Le secteur du tourisme en France représente environ 8 % du PIB, générant 2 millions d’emplois. Avec l'augmentation du nombre de visiteurs internationaux, estimé à 102 millions d'ici 2025, la France reste la première destination touristique mondiale. Cependant, ce secteur est également responsable de 11 % des émissions de gaz à effet de serre (GES) du pays, principalement dues aux transports.
Pour respecter les objectifs de l'accord de Paris, l'Agence de la transition écologique (Ademe) préconise une réduction des émissions de 40 à 50 % d'ici 2030 par rapport à 2018. Actuellement, près de 70 % des émissions du secteur touristique proviennent du transport, qui représente également 30 % des GES liés à la mobilité en France.
Pour réduire ces impacts, il est crucial que les collectivités développent une stratégie de mobilité touristique durable. Cela implique de repenser la promotion des destinations, l’offre de transport et la répartition des flux touristiques, surtout lorsque 80 % des visiteurs se concentrent sur seulement 20 % du territoire.
Pourtant, la question de la mobilité touristique est souvent négligée par les politiques publiques, qui se concentrent davantage sur les trajets quotidiens. Le manque de consensus sur ce qu’englobe la ‘mobilité touristique’ rend la quantification et le suivi de ce domaine encore plus complexes, selon L’observatoire des mobilités.
Les données actuellement disponibles échouent souvent à retracer les motivations psychologiques et sociales qui pèsent sur les choix de transport des vacanciers. L’Ademe a récemment publié une étude sur le sujet, cherchant à identifier des solutions pour orienter les pratiques vers des modes de transport plus durables.
Une mobilité dominée par la voiture individuelle
La voiture individuelle est le principal mode de transport privilégié par les touristes en France, représentant 79 % des arrivées. Selon une enquête menée par IFOP pour ROOLE, plusieurs raisons expliquent cette tendance :
- La voiture incarne la liberté de déplacement (82 % des répondants) et le plaisir de la route (57 %).
- Elle génère un sentiment de contrôle, contrairement à d’autres modes comme le train, souvent associés à des sentiments négatifs.
- Les défis du dernier kilomètre pour atteindre les destinations sont également un frein.
Ces perceptions se basent sur des habitudes profondément ancrées, où la voiture est souvent perçue comme la norme.

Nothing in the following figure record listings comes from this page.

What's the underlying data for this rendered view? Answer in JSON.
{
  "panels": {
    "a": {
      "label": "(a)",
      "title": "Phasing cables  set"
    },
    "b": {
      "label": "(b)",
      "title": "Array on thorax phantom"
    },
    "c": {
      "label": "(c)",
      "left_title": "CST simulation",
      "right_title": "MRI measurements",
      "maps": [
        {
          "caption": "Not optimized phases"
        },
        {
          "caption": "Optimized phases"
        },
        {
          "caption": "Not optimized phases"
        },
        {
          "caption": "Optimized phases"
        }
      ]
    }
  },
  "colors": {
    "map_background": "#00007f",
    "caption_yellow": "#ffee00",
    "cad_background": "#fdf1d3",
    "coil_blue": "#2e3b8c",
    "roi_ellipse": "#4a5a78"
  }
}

Les alternatives, telles que le train, sont envisagées mais souvent abandonnées au profit de la voiture, du fait de l’interaction entre temps, coût et confort.
Informer et éduquer les touristes
Il existe plusieurs leviers pour inciter les touristes à choisir des modes de transport plus écologiques. Néanmoins, une évolution dans la communication autour de la mobilité touristique est essentielle. En 2023, les dépenses de communication pour les voiture individuelles ont atteint 1,885 milliard d'euros, alors que les transports collectifs n'ont reçu que 607 millions.
Pour remédier à cette situation, les promoteurs de la mobilité alternative, telles que les campagnes pour le vélo et les transports collectifs, doivent surmonter une perception moins séduisante. Les campagnes actuelles mettent souvent l’accent sur la responsabilité plutôt que sur la liberté, comme le font les publicités automobiles.
Il est également crucial que les informations concernant les options de transport soient simplifiées et centralisées pour les touristes, souvent peu conscients des alternatives telles que l’autopartage ou les véhicules électriques. Les offices de tourisme et les hébergeurs ont un rôle central à jouer pour informer et structurer ces offres.
Dans le cadre d’une initiative conjointe avec AD’OCC et Atout France, l’Ademe a soutenu des démarches pour aider les offices de tourisme à améliorer leurs pratiques en matière de mobilité, développant des outils numériques pour orienter les visiteurs tant avant leur séjour qu'une fois sur place.
Autopartage et véhicules légers : des solutions gagnantes pour le dernier kilomètre
Pour répondre aux défis du dernier kilomètre et préserver la liberté de mouvement, établir une solide offre de transports collectifs est primordial. L’autopartage se révèle être une option prometteuse : environ un million de personnes en France profitent de ces services, surtout lors des départs en vacances.
Les essais de véhicules intermédiaires légers, comme ceux menés dans le Grand Avignon, montrent également un potentiel en matière de mobilité touristique. Toutefois, ces évolutions nécessitent une meilleure collaboration entre les acteurs publics, privés et locaux pour créer une offre touristique durable et coordonnée.
Enfin, il est essentiel que les politiques publiques parviennent à élaborer des offres attractives qui tiennent compte des avantages perçus de la voiture en vacances. Les pratiques de mobilité des touristes ne peuvent se dissocier de celles des locaux, et doivent s’ancrer dans une approche de durabilité partagée.